Han’s critique of shitstorms (his term for social media mobbing) shows how outrage has been crowdsourced and decentralised via the mechanism of the digital swarm, which is a highly atomised form of collective. Han’s account is avowedly pessimistic, but insightful because it highlights how volatile, leaderless and amorphous political action and censure on social media tend to be. Such forms of organisation are too ad hoc to be anything other than politically inchoate. Such shitstorms bubble up and dissipate quickly, and—perhaps because they primarily occur on social media, where a particular idea of the individual is reinforced—the targets of such outrage tend to be individuals too. Han seems to be on to something here.
The shitstorm is aptly named. It does very little other than cause a mess and create a pungent stench that sticks to certain individuals. Ironically, in our attempts to clean up the inherent messiness of social media, lots of us are pointlessly flinging shit at each other.
Most social media platforms are designed for persons, not people. This distinction is not merely semantic. Under the guise of collectivist verbs like sharing and networking, social media privileges comfortable navigation of its platform, with a highly individualised subject in mind. But the social is not comfortable. Living with and alongside people is hard work. Social media makes one believe that it is as easy as flicking on your phone and sharing your thoughts. And to some extent it is. But being social isn’t just about putting things out there and offering up your voice: it is about the exchange of voices, it is about the risks to your self-conception when you encounter the other. Social media actually hinders the work required to be social. It’s less social and more me-dia, because it reinforces a moral and political model of a precious self, which must be protected from societal forces.

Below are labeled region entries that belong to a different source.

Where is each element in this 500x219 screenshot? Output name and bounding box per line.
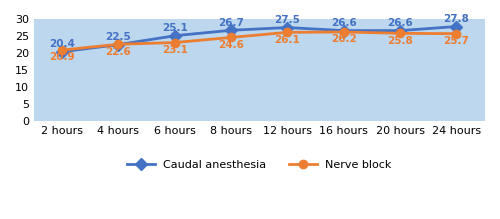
Text: 25.1: 25.1 [162, 23, 188, 33]
Text: 26.6: 26.6 [388, 18, 413, 28]
Nerve block [341, 31, 347, 33]
Text: 24.6: 24.6 [218, 40, 244, 50]
Text: 27.8: 27.8 [444, 14, 469, 24]
Text: 20.9: 20.9 [50, 52, 75, 62]
Caudal anesthesia [454, 25, 460, 28]
Line: Nerve block: Nerve block [58, 28, 460, 54]
Nerve block [116, 43, 121, 46]
Text: 22.6: 22.6 [106, 47, 132, 57]
Nerve block [284, 31, 290, 34]
Caudal anesthesia [116, 43, 121, 46]
Text: 25.8: 25.8 [388, 36, 413, 46]
Legend: Caudal anesthesia, Nerve block: Caudal anesthesia, Nerve block [122, 156, 396, 175]
Caudal anesthesia [341, 29, 347, 32]
Text: 26.7: 26.7 [218, 18, 244, 28]
Nerve block [454, 32, 460, 35]
Text: 20.4: 20.4 [49, 39, 75, 49]
Text: 26.6: 26.6 [331, 18, 356, 28]
Text: 22.5: 22.5 [106, 32, 132, 42]
Text: 26.1: 26.1 [274, 35, 300, 45]
Text: 26.2: 26.2 [331, 34, 356, 44]
Text: 25.7: 25.7 [444, 36, 469, 46]
Nerve block [172, 41, 178, 44]
Text: 27.5: 27.5 [274, 15, 300, 25]
Nerve block [397, 32, 403, 35]
Line: Caudal anesthesia: Caudal anesthesia [58, 22, 460, 56]
Caudal anesthesia [59, 50, 65, 53]
Caudal anesthesia [397, 29, 403, 32]
Caudal anesthesia [172, 34, 178, 37]
Text: 23.1: 23.1 [162, 45, 188, 55]
Caudal anesthesia [284, 26, 290, 29]
Nerve block [59, 49, 65, 51]
Caudal anesthesia [228, 29, 234, 32]
Nerve block [228, 36, 234, 39]
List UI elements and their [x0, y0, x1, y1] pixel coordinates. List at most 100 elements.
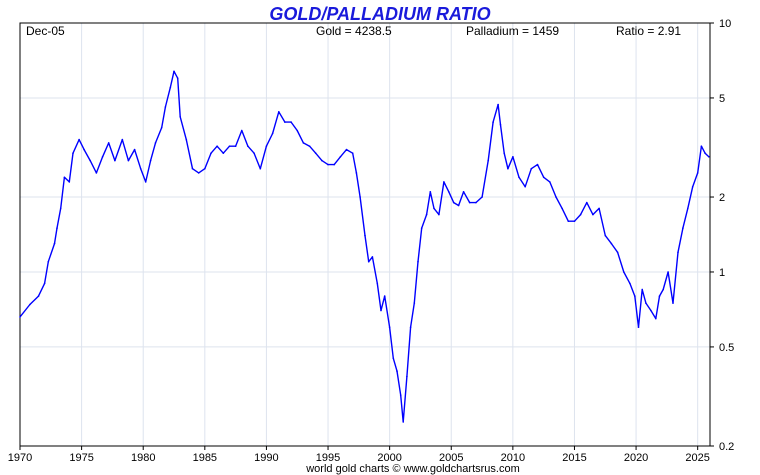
- data-point: [247, 145, 249, 147]
- series-line-ratio: [19, 70, 710, 423]
- data-point: [475, 201, 477, 204]
- data-point: [409, 326, 412, 329]
- data-point: [492, 121, 494, 123]
- data-point: [56, 227, 58, 229]
- data-point: [468, 201, 471, 204]
- data-point: [425, 213, 428, 216]
- data-point: [197, 172, 200, 174]
- data-point: [448, 191, 450, 193]
- data-point: [204, 167, 206, 170]
- data-point: [253, 152, 255, 154]
- data-point: [507, 167, 509, 170]
- data-point: [173, 70, 175, 73]
- y-tick-label: 0.2: [719, 441, 734, 453]
- data-point: [413, 302, 416, 304]
- data-point: [637, 326, 640, 329]
- data-point: [278, 111, 280, 113]
- data-point: [555, 196, 557, 198]
- data-point: [321, 159, 323, 162]
- data-point: [68, 181, 71, 183]
- data-point: [139, 167, 142, 170]
- data-point: [359, 196, 361, 198]
- data-point: [399, 394, 402, 397]
- data-point: [302, 142, 305, 144]
- data-point: [392, 357, 395, 360]
- data-point: [355, 172, 358, 174]
- header-gold: Gold = 4238.5: [316, 24, 392, 38]
- data-point: [19, 316, 21, 318]
- data-point: [655, 317, 657, 320]
- data-point: [629, 282, 631, 285]
- data-point: [271, 132, 274, 135]
- data-point: [481, 196, 483, 198]
- data-point: [672, 302, 674, 304]
- data-point: [616, 251, 619, 254]
- data-point: [586, 201, 588, 204]
- data-point: [420, 227, 423, 229]
- data-point: [704, 152, 706, 154]
- data-point: [176, 77, 179, 79]
- data-point: [333, 163, 336, 166]
- data-point: [530, 167, 533, 170]
- data-point: [573, 220, 576, 222]
- data-point: [604, 234, 607, 237]
- header-palladium: Palladium = 1459: [466, 24, 559, 38]
- y-axis: 10 5 2 1 0.5 0.2: [710, 18, 734, 453]
- data-point: [43, 282, 46, 285]
- data-point: [169, 86, 172, 89]
- data-point: [650, 309, 652, 312]
- data-point: [634, 295, 636, 297]
- x-tick-label: 1970: [8, 452, 32, 464]
- x-tick-label: 2020: [624, 452, 648, 464]
- y-tick-label: 5: [719, 93, 725, 105]
- x-tick-label: 1975: [69, 452, 93, 464]
- data-point: [234, 145, 237, 147]
- plot-frame: [19, 22, 711, 447]
- data-point: [72, 152, 74, 154]
- data-point: [512, 156, 514, 158]
- x-tick-label: 1985: [193, 452, 217, 464]
- data-point: [95, 172, 98, 174]
- data-point: [623, 271, 625, 273]
- data-point: [406, 375, 408, 378]
- x-tick-label: 2000: [377, 452, 401, 464]
- data-point: [542, 176, 545, 179]
- data-point: [241, 129, 243, 132]
- data-point: [351, 152, 354, 154]
- data-point: [383, 295, 386, 297]
- data-point: [376, 282, 379, 285]
- data-point: [524, 185, 526, 188]
- data-point: [708, 156, 710, 158]
- data-point: [144, 181, 147, 183]
- footer-credit: world gold charts © www.goldchartsrus.co…: [305, 463, 520, 475]
- data-point: [29, 303, 31, 306]
- header-ratio: Ratio = 2.91: [616, 24, 681, 38]
- data-point: [667, 271, 669, 273]
- data-point: [160, 126, 163, 129]
- data-point: [83, 148, 85, 151]
- data-point: [503, 152, 506, 154]
- data-point: [417, 260, 419, 263]
- data-point: [37, 295, 40, 297]
- data-point: [388, 326, 391, 329]
- data-point: [121, 138, 124, 141]
- data-point: [133, 148, 136, 151]
- data-point: [457, 204, 460, 207]
- data-point: [314, 152, 317, 154]
- data-point: [579, 213, 582, 216]
- data-point: [296, 129, 299, 132]
- data-point: [345, 148, 348, 151]
- data-point: [662, 288, 664, 291]
- data-point: [536, 163, 539, 166]
- chart-title: GOLD/PALLADIUM RATIO: [269, 4, 490, 24]
- data-point: [561, 207, 563, 210]
- data-point: [696, 172, 699, 174]
- data-point: [308, 145, 311, 147]
- data-point: [339, 156, 342, 158]
- data-point: [53, 242, 56, 245]
- data-point: [677, 251, 679, 254]
- y-tick-label: 1: [719, 267, 725, 279]
- x-tick-label: 2005: [439, 452, 463, 464]
- data-point: [179, 116, 181, 118]
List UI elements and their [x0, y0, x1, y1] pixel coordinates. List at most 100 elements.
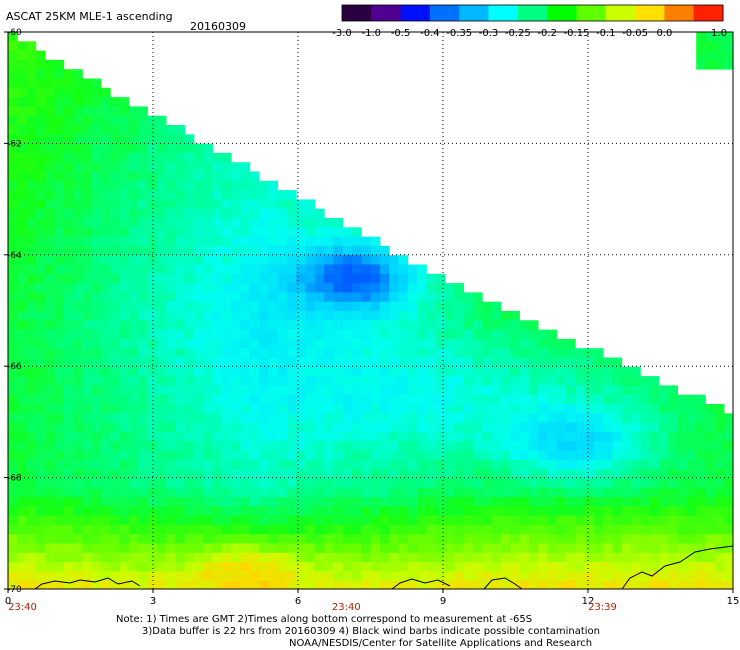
- heatmap-cell: [63, 180, 74, 191]
- heatmap-cell: [119, 115, 130, 126]
- heatmap-cell: [361, 571, 372, 582]
- heatmap-cell: [575, 469, 585, 479]
- heatmap-cell: [212, 199, 223, 210]
- heatmap-cell: [175, 180, 186, 191]
- heatmap-cell: [398, 329, 409, 340]
- heatmap-cell: [147, 134, 158, 144]
- heatmap-cell: [473, 320, 483, 330]
- heatmap-cell: [147, 422, 158, 433]
- heatmap-cell: [724, 469, 734, 479]
- heatmap-cell: [510, 562, 520, 572]
- heatmap-cell: [231, 413, 241, 423]
- heatmap-cell: [547, 376, 558, 386]
- heatmap-cell: [296, 450, 306, 461]
- heatmap-cell: [342, 348, 353, 358]
- heatmap-cell: [175, 469, 186, 479]
- heatmap-cell: [175, 543, 186, 554]
- heatmap-cell: [231, 190, 241, 200]
- heatmap-cell: [119, 143, 130, 154]
- heatmap-cell: [491, 552, 502, 563]
- heatmap-cell: [212, 459, 223, 470]
- grid-lines: [8, 32, 733, 589]
- heatmap-cell: [398, 394, 409, 405]
- heatmap-cell: [482, 385, 492, 396]
- heatmap-cell: [175, 152, 186, 163]
- heatmap-cell: [398, 255, 409, 265]
- heatmap-cell: [203, 255, 213, 265]
- heatmap-cell: [277, 497, 288, 507]
- heatmap-cell: [212, 348, 223, 358]
- heatmap-cell: [268, 301, 279, 312]
- heatmap-cell: [138, 515, 148, 526]
- heatmap-cell: [407, 497, 418, 507]
- heatmap-cell: [221, 552, 232, 563]
- heatmap-cell: [705, 50, 716, 61]
- heatmap-cell: [649, 404, 660, 414]
- heatmap-cell: [426, 524, 437, 535]
- heatmap-cell: [231, 441, 241, 451]
- heatmap-cell: [73, 311, 83, 321]
- heatmap-cell: [352, 580, 362, 590]
- heatmap-cell: [73, 459, 83, 470]
- heatmap-cell: [73, 329, 83, 340]
- heatmap-cell: [380, 264, 390, 275]
- heatmap-cell: [17, 41, 27, 51]
- heatmap-cell: [128, 180, 139, 191]
- heatmap-cell: [500, 515, 511, 526]
- heatmap-cell: [621, 394, 632, 405]
- heatmap-cell: [538, 543, 548, 554]
- heatmap-cell: [138, 338, 148, 349]
- heatmap-cell: [175, 245, 186, 256]
- heatmap-cell: [17, 338, 27, 349]
- heatmap-cell: [119, 459, 130, 470]
- heatmap-cell: [212, 431, 223, 442]
- heatmap-cell: [231, 162, 241, 172]
- heatmap-cell: [649, 571, 660, 582]
- heatmap-cell: [500, 404, 511, 414]
- heatmap-cell: [305, 562, 316, 572]
- heatmap-cell: [296, 376, 306, 386]
- heatmap-cell: [454, 366, 465, 377]
- heatmap-cell: [147, 552, 158, 563]
- heatmap-cell: [659, 450, 669, 461]
- heatmap-cell: [73, 366, 83, 377]
- heatmap-cell: [621, 562, 632, 572]
- heatmap-cell: [575, 543, 585, 554]
- heatmap-cell: [110, 236, 120, 247]
- heatmap-cell: [575, 450, 585, 461]
- heatmap-cell: [575, 497, 585, 507]
- heatmap-cell: [128, 515, 139, 526]
- heatmap-cell: [35, 255, 46, 265]
- heatmap-cell: [101, 357, 111, 368]
- heatmap-cell: [203, 311, 213, 321]
- heatmap-cell: [547, 469, 558, 479]
- heatmap-cell: [426, 515, 437, 526]
- heatmap-cell: [659, 515, 669, 526]
- heatmap-cell: [138, 404, 148, 414]
- heatmap-cell: [194, 338, 204, 349]
- heatmap-cell: [259, 543, 269, 554]
- heatmap-cell: [17, 571, 27, 582]
- heatmap-cell: [231, 348, 241, 358]
- time-label: 23:40: [8, 602, 37, 613]
- heatmap-cell: [631, 441, 641, 451]
- heatmap-cell: [277, 273, 288, 284]
- heatmap-cell: [268, 580, 279, 590]
- heatmap-cell: [45, 255, 55, 265]
- heatmap-cell: [184, 515, 195, 526]
- heatmap-cell: [194, 236, 204, 247]
- heatmap-cell: [147, 264, 158, 275]
- heatmap-cell: [324, 478, 334, 489]
- heatmap-cell: [612, 497, 623, 507]
- heatmap-cell: [593, 413, 604, 423]
- heatmap-cell: [110, 394, 120, 405]
- heatmap-cell: [324, 227, 334, 237]
- heatmap-cell: [63, 171, 74, 182]
- heatmap-cell: [287, 571, 297, 582]
- heatmap-cell: [54, 125, 65, 135]
- heatmap-cell: [705, 543, 716, 554]
- heatmap-cell: [593, 459, 604, 470]
- heatmap-cell: [389, 459, 399, 470]
- heatmap-cell: [547, 497, 558, 507]
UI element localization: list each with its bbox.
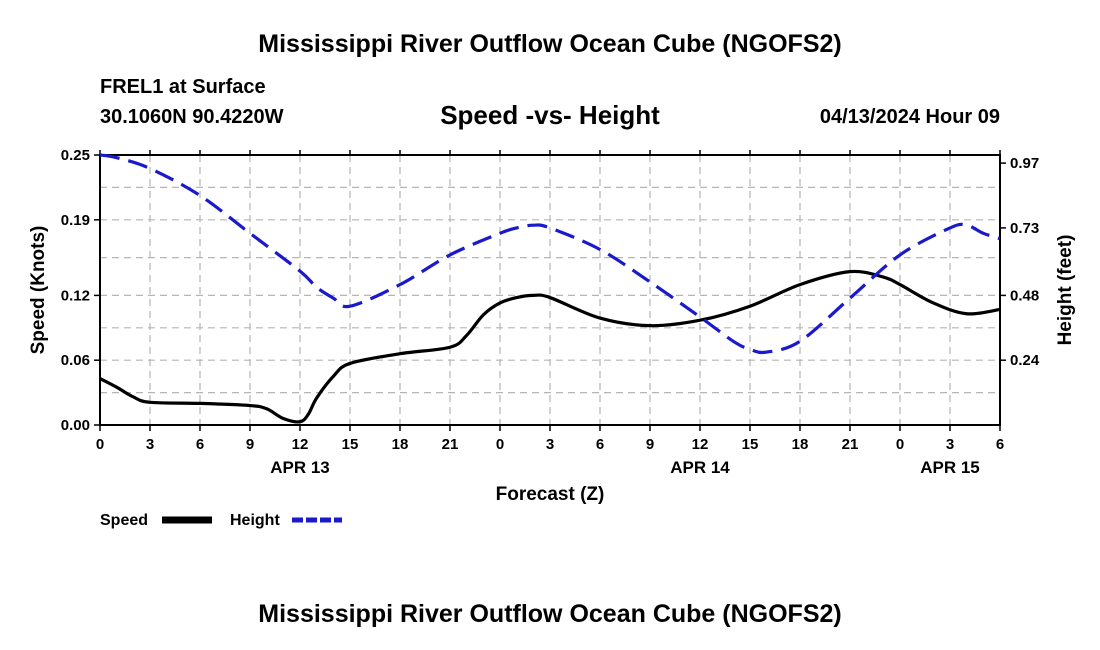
date-label: APR 15: [920, 458, 980, 477]
x-tick-label: 9: [246, 436, 254, 453]
x-tick-label: 6: [996, 436, 1004, 453]
y-left-tick-label: 0.25: [61, 147, 90, 164]
forecast-datetime: 04/13/2024 Hour 09: [819, 106, 1000, 128]
x-tick-label: 6: [596, 436, 604, 453]
x-tick-label: 15: [342, 436, 359, 453]
y-right-tick-label: 0.48: [1010, 287, 1039, 304]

The desire for moral hygiene on social media, expressed through the many behaviours associated with cancel culture and shitstorms, is merely the logical extension of the pure self imagined at the heart of the reaction economy. Facebook asks you what’s on your mind? Twitter asks you what’s happening? Instagram invites reactions to your visual world: brunch, selfies, cityscapes, gym photos, stories about what you’re doing to which others can respond.
Regardless of whether the platform is visually based or not, you must be seen on social media. The more you express, the more you serve the needs of the platforms. Your preferences and passions are both demanded and shaped by this system. You are encouraged to produce content of value and to assess the value of everyone else’s content, thus contributing to the system and to the culture of the reaction economy. When you contribute free expressive labour to these systems, the reaction economy is making work you like a starving artist, while promoting the idea that you are a monarch in your own little corner of the internet.
You are the kind of sovereign who is both indulged and manipulated and thus manipulated through indulgence. In the solipsistic free-for-all of the reaction economy, outrage endures. Because a pure self can only react, a pure self cannot be self-reflective or engage with threatening ideas, a pure self must not risk the pollution of the social. Most damningly, because purity is only ever the lack of something, a pure self is a self in pursuit of its own emptiness.